Exercise helps to flush a
toxic molecule from the brain and causes a beneficial one to move in
and protect nerve cells, research on mice shows. The discovery might
help to explain why staying fit and keeping mentally active seem to
fend off Alzheimer's disease in humans.
"Our experiments support
the idea that exercise is a good approach to all types of problems in
the brain and that a sedentary lifestyle is a risk factor," says
Ignacio Torres-Aleman, who led the study at the Cajal Institute in
Madrid.
Torres-Aleman and his
colleagues were intrigued by previous studies showing that exercise
slows mental decline in mice engineered to mimic Alzheimer's disease.
They set out to discover the reason.
They found that exercise
doubled the levels of a protein that helps to flush molecules thought
to underlie Alzheimer's disease out of the mice's brains and into their
blood. The protein, called megalin, ejects a potentially destructive
protein called amyloid-beta. In Alzheimer's patients, amyloid-beta
accumulates in clumps throughout the brain.
"Our experiments support
the idea that exercise is a good approach to all types of problems in
the brain," said Ignacio Torres-Aleman of the Cajal Institute in Madrid
Megalin also binds to a
beneficial molecule in the blood, called insulin-like growth factor,
and transports it to the brain. This growth factor is perhaps best
known for bulking up muscles after exercise, but it also helps to keep
nerve cells healthy.
Brain boost
To reveal the tricks of
megalin, the researchers manipulated levels of the protein in the brain
of mice with Alzheimer's-like disease. Artificially boosting megalin
partly improved mental performance, as measured in a maze test.
Levels of megalin decline
with age in normal mice. The researchers suggest that this hints at a
molecular link between ageing and neurodegenerative disease.

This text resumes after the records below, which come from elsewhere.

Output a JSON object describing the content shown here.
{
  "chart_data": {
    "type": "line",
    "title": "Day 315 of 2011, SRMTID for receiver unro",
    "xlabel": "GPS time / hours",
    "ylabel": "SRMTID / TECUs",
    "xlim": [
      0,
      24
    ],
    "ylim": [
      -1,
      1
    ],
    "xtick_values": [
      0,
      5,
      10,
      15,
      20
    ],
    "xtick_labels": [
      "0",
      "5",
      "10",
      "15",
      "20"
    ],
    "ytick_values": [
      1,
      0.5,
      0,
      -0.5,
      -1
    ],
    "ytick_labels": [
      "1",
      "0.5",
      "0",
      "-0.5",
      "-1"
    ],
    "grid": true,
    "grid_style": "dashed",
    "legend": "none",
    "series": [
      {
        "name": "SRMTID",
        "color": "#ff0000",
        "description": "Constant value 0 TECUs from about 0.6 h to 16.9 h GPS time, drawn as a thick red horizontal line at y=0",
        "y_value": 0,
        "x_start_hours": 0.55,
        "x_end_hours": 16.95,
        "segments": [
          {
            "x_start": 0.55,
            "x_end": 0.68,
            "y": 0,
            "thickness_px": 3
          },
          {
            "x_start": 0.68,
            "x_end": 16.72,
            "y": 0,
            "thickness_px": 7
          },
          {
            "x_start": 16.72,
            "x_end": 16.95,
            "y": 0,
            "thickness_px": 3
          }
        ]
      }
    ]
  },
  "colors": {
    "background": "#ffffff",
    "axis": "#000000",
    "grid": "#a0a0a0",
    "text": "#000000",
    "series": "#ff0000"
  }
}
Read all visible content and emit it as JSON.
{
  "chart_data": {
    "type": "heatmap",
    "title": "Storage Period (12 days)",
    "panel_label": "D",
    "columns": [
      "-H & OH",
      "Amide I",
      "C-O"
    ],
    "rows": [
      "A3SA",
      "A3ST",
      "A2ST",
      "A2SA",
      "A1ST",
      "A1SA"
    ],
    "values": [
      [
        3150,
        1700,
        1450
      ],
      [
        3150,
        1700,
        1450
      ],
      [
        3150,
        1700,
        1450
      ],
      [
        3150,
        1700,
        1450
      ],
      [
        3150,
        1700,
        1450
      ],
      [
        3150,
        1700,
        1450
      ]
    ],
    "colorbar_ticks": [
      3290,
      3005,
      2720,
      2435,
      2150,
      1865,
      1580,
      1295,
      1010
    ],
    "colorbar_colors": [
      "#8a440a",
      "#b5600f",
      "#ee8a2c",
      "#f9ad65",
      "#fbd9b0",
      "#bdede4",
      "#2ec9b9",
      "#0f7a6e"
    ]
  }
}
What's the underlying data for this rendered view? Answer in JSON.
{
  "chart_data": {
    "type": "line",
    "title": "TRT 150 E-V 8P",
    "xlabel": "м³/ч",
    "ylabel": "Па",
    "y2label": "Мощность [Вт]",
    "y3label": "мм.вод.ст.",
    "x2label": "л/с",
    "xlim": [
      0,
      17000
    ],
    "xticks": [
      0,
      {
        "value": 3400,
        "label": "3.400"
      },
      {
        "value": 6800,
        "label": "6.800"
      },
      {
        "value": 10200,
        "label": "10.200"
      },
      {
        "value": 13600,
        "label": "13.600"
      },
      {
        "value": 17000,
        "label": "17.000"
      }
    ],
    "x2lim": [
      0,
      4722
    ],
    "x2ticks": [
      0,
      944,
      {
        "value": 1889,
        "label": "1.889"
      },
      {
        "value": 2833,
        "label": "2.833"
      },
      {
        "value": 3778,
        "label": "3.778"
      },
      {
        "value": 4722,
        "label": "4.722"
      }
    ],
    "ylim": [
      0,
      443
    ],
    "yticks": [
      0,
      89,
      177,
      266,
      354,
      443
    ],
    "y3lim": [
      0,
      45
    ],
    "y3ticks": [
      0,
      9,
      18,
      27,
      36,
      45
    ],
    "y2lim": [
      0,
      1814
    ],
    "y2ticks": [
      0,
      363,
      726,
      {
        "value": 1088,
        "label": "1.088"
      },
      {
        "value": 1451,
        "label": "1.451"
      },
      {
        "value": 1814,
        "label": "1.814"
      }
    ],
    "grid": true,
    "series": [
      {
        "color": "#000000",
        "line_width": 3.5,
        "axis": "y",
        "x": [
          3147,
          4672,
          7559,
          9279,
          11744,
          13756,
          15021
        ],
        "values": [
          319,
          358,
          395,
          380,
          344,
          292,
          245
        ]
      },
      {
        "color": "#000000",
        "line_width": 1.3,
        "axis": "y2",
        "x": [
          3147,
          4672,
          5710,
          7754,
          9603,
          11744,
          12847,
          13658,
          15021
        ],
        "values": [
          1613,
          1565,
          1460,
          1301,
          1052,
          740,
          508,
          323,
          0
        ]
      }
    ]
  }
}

The findings appear in the
Journal of Neuroscience. But whether they will hold true remains to be
seen. Paul Adlard, a neuroscientist at the University of California,
Irvine, has looked at the brains of mice in a different model of
Alzheimer's disease. His data, although only preliminary, suggest that
exercise does not boost levels of the protective insulin-like growth
factor.
Adlard says that the findings of Torres-Aleman and his colleagues are "tantalizing", but that more study is needed.
Bright future
Others are more optimistic.
"It's a new idea," says Mark Mattson, a researcher at the National
Institute on Aging in Baltimore, Maryland. The findings, he says, open
the door to developing drugs that could boost levels of the megalin
shuttle and help keep the brain healthy.
"It's initial data but I think it has potential to be very relevant to people," he adds.
Mattson notes that the link
between exercise and brain health is still not certain in humans,
although the evidence is mounting up. Other research has found that
staying mentally agile or even maintaining a slim physique may help to
protect against Alzheimer's and other brain disorders.
1. CarroE., et al. The Journal of Neuroscience, 25. 10884 - 10893 (2005).